In the Berliner Morgenpost it was said: “This emigration into private life is described by Mann privatissimo, the time stays outside the door of the upper-class villa. Seitz carefully traced the missing contour. He inserted newsreels from 1923 into the film plot (including the first in which Hitler was captured on celluloid) and supplemented the dialogue with examples from writings in which Mann reflected his time more clearly. Certainly a more critical reflection of the text and especially of its main character would have been conceivable, but this cautious and soulful retelling does not go into that. It always remains what a man calls true to work. Seitz does not put the questionable historical awareness of this history professor up for discussion, he just presents it. "Conclusion:" The thematically obvious bourgeois endgame has not become this film narrative, but rather loving literary preservation. "

The film observer analyzed the staging as follows. “The epoch that shaped this story is different from ours.
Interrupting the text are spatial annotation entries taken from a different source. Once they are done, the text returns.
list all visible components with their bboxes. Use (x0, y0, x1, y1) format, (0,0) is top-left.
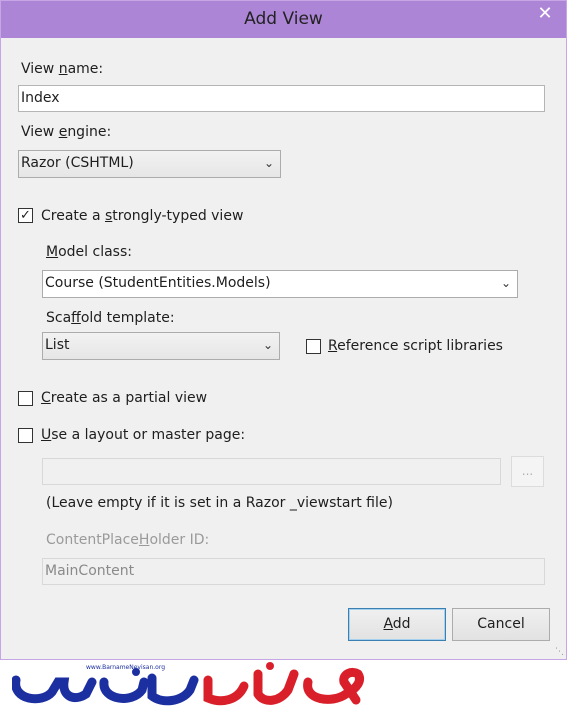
placeholder-id-label: ContentPlaceHolder ID: (46, 532, 210, 548)
scaffold-template-select[interactable]: List ⌄ (42, 332, 280, 360)
resize-grip-icon[interactable]: ⋱ (555, 647, 564, 657)
checkmark-icon: ✓ (20, 208, 31, 223)
logo-url: www.BarnameNevisan.org (86, 664, 165, 671)
model-class-select[interactable]: Course (StudentEntities.Models) ⌄ (42, 270, 518, 298)
dialog-title: Add View (244, 9, 323, 29)
strongly-typed-label[interactable]: Create a strongly-typed view (41, 208, 243, 224)
view-engine-select[interactable]: Razor (CSHTML) ⌄ (18, 150, 281, 178)
browse-button[interactable]: ... (511, 456, 544, 487)
layout-page-input[interactable] (42, 458, 501, 485)
viewstart-hint: (Leave empty if it is set in a Razor _vi… (46, 495, 393, 511)
cancel-button[interactable]: Cancel (452, 608, 550, 641)
partial-view-checkbox[interactable] (18, 391, 33, 406)
chevron-down-icon: ⌄ (500, 276, 511, 290)
scaffold-template-value: List (45, 337, 70, 353)
close-icon: ✕ (537, 3, 553, 24)
view-name-label: View name: (21, 61, 104, 77)
placeholder-id-input[interactable]: MainContent (42, 558, 545, 585)
close-button[interactable]: ✕ (524, 1, 566, 29)
add-button[interactable]: Add (348, 608, 446, 641)
site-logo: www.BarnameNevisan.org (12, 662, 364, 706)
strongly-typed-checkbox[interactable]: ✓ (18, 208, 33, 223)
add-view-dialog: Add View ✕ View name: Index View engine:… (0, 0, 567, 660)
layout-page-checkbox[interactable] (18, 428, 33, 443)
view-name-input[interactable]: Index (18, 85, 545, 112)
model-class-label: Model class: (46, 244, 132, 260)
partial-view-label[interactable]: Create as a partial view (41, 390, 207, 406)
chevron-down-icon: ⌄ (262, 338, 273, 352)
view-engine-value: Razor (CSHTML) (21, 155, 134, 171)
view-engine-label: View engine: (21, 124, 112, 140)
layout-page-label[interactable]: Use a layout or master page: (41, 427, 245, 443)
scaffold-template-label: Scaffold template: (46, 310, 175, 326)
title-bar[interactable]: Add View ✕ (1, 1, 566, 38)
model-class-value: Course (StudentEntities.Models) (45, 275, 271, 291)
reference-scripts-checkbox[interactable] (306, 339, 321, 354)
reference-scripts-label[interactable]: Reference script libraries (328, 338, 503, 354)
chevron-down-icon: ⌄ (263, 156, 274, 170)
Anyone who makes this story into a film will hardly expect any information about our present from it - rather, someone will be prompted to make a film because they like Thomas Mann. This affection can be seen in Franz Seitzen's film, and it should be said with confidence that it takes courage to confess one's love for a writer: after all, 'Disorder and Early Suffering' has become a rare, unusual film in our cinema landscape . […] By the way, those characters in the film who belong to a younger generation also appear modern; they could come from our reality. Franz Seitz treats them all with sympathy and curiosity. This even applies to Ruth Leuwerik, who plays a terribly un-emancipated housewife. At some point the film suddenly comes to an end, and it is as if you were a guest yourself at that happy, contemplative and stimulating dance evening. You got to know a few people. "

The Lexicon of International Films wrote: “Thomas Mann film was determined by quality, level and visual appeal. Man's multi-layered irony and art of distancing itself, however, is translated into too direct a sense, and the melancholy sketch of the collapse of an upper-class lifestyle does not achieve the effect of a timeless example. "

Web links

Individual evidence

  1. ^ Ilona Schrumpf in the Berliner Morgenpost of January 29, 1977
  2. Klaus Eder in Film-Beobachter, issue No. 5 from March 1, 1977
  3. Klaus Brüne (Red.): Lexikon des Internationale Films Volume 8, p. 3975. Reinbek near Hamburg 1987.